Germans slam Sarkozy over Libya nuclear deal

27th July 2007, Comments 0 comments

BERLIN, July 27, 2007 (AFP) - Criticism of France's plans to build a nuclear reactor in Libya mounted in Germany on Friday, with the Greens accusing President Nicolas Sarkozy of behaving recklessly.

BERLIN, July 27, 2007 (AFP) - Criticism of France's plans to build a nuclear reactor in Libya mounted in Germany on Friday, with the Greens accusing President Nicolas Sarkozy of behaving recklessly.

"This is reckless, nationalistic activism on the part of President Sarkozy," the co-president of the environmentalist party, Richard Buetikofer told the daily Passauer Neuen Presse.

"I am not surprised that he is suddenly calling (Libyan leader Moammer) Kadhafi a great democrat," he said, adding that France was making it easier for Libya to "reach for nuclear arms."

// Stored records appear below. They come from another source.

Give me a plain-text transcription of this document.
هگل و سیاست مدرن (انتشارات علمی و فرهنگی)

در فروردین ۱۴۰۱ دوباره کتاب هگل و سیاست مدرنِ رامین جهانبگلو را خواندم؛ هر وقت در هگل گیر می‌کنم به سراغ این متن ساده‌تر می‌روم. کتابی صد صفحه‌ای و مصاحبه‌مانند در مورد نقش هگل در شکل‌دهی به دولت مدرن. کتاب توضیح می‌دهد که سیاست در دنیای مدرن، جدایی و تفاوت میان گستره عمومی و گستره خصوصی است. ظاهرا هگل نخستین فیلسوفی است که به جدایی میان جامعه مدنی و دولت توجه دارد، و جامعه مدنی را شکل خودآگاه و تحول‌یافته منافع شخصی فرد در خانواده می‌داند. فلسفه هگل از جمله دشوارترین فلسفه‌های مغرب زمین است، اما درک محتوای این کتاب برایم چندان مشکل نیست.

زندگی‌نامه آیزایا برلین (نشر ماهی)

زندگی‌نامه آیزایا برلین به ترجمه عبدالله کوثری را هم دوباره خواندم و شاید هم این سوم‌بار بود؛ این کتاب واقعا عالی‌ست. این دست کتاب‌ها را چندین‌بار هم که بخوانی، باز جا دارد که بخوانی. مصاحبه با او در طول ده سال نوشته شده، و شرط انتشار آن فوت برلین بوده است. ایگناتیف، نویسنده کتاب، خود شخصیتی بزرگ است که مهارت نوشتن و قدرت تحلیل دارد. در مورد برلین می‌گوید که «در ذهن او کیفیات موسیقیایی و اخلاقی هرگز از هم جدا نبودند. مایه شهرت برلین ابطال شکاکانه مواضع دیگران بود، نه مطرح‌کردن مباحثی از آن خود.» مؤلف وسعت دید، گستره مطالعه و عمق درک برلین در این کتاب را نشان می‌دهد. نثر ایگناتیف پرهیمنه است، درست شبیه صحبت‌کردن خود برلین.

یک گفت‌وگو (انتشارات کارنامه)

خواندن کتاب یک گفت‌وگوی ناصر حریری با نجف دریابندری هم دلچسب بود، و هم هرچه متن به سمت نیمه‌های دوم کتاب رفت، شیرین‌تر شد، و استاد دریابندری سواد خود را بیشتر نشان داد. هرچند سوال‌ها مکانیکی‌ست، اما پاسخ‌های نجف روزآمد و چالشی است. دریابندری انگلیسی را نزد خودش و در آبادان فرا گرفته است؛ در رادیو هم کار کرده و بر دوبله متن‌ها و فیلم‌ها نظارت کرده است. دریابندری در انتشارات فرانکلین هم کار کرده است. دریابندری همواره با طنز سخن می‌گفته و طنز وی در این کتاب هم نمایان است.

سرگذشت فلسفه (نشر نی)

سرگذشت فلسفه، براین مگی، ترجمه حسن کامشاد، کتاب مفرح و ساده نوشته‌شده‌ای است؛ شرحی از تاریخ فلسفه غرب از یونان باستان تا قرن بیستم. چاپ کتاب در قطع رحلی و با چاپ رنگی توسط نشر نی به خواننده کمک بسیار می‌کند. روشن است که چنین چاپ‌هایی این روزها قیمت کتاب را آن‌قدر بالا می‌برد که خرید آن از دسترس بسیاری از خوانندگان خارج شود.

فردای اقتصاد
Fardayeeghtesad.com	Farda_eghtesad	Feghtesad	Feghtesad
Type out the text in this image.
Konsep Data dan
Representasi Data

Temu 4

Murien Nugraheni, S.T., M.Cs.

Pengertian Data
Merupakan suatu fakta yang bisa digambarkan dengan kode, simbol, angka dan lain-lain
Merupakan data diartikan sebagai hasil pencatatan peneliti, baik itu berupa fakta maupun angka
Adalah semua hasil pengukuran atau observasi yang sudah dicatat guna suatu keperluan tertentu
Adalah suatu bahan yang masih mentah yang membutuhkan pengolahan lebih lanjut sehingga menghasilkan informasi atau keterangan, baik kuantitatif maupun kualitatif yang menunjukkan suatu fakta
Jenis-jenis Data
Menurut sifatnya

"Kadhafi may have vowed to give up the quest for nuclear fire power but can one really believe a dictator?"

Sarkozy signed a memorandum on building a nuclear reactor for water desalination in Libya after talks with Kadhafi on Thursday, a day after Tripoli freed six foreign medics from jail after an eight-year ordeal.

The step has drawn widespread criticism, not least in Germany with its strong anti-nuclear lobby and official plans to phase out nuclear power by around 2020.

German Minister of State for Foreign Affairs Gernot Erler said "politically this is a problematic affair."

"Above all the risk of proliferation increases with every country using nuclear energy," he told Friday's edition of the Handelsblatt daily.

Gert Weisskirchen, a spokesman for Germany's Social Democrats, who are part of the country's ruling coalition, said it is wise to treat Libya with pragmatism, but asked: "Does one have to start with a nuclear plant?"

Social Democrat MP Ulrich Kelber accused Sarkozy of cynically helping to secure the release of five Bulgarian nurses and a Palestinian doctor from jail so that he could sign lucrative deals with Kadhafi.

"It is all about show and the primitive pursuit of his own interests. This is something one sees with despots, it makes even US President George W. Bush look like an altar boy," he said.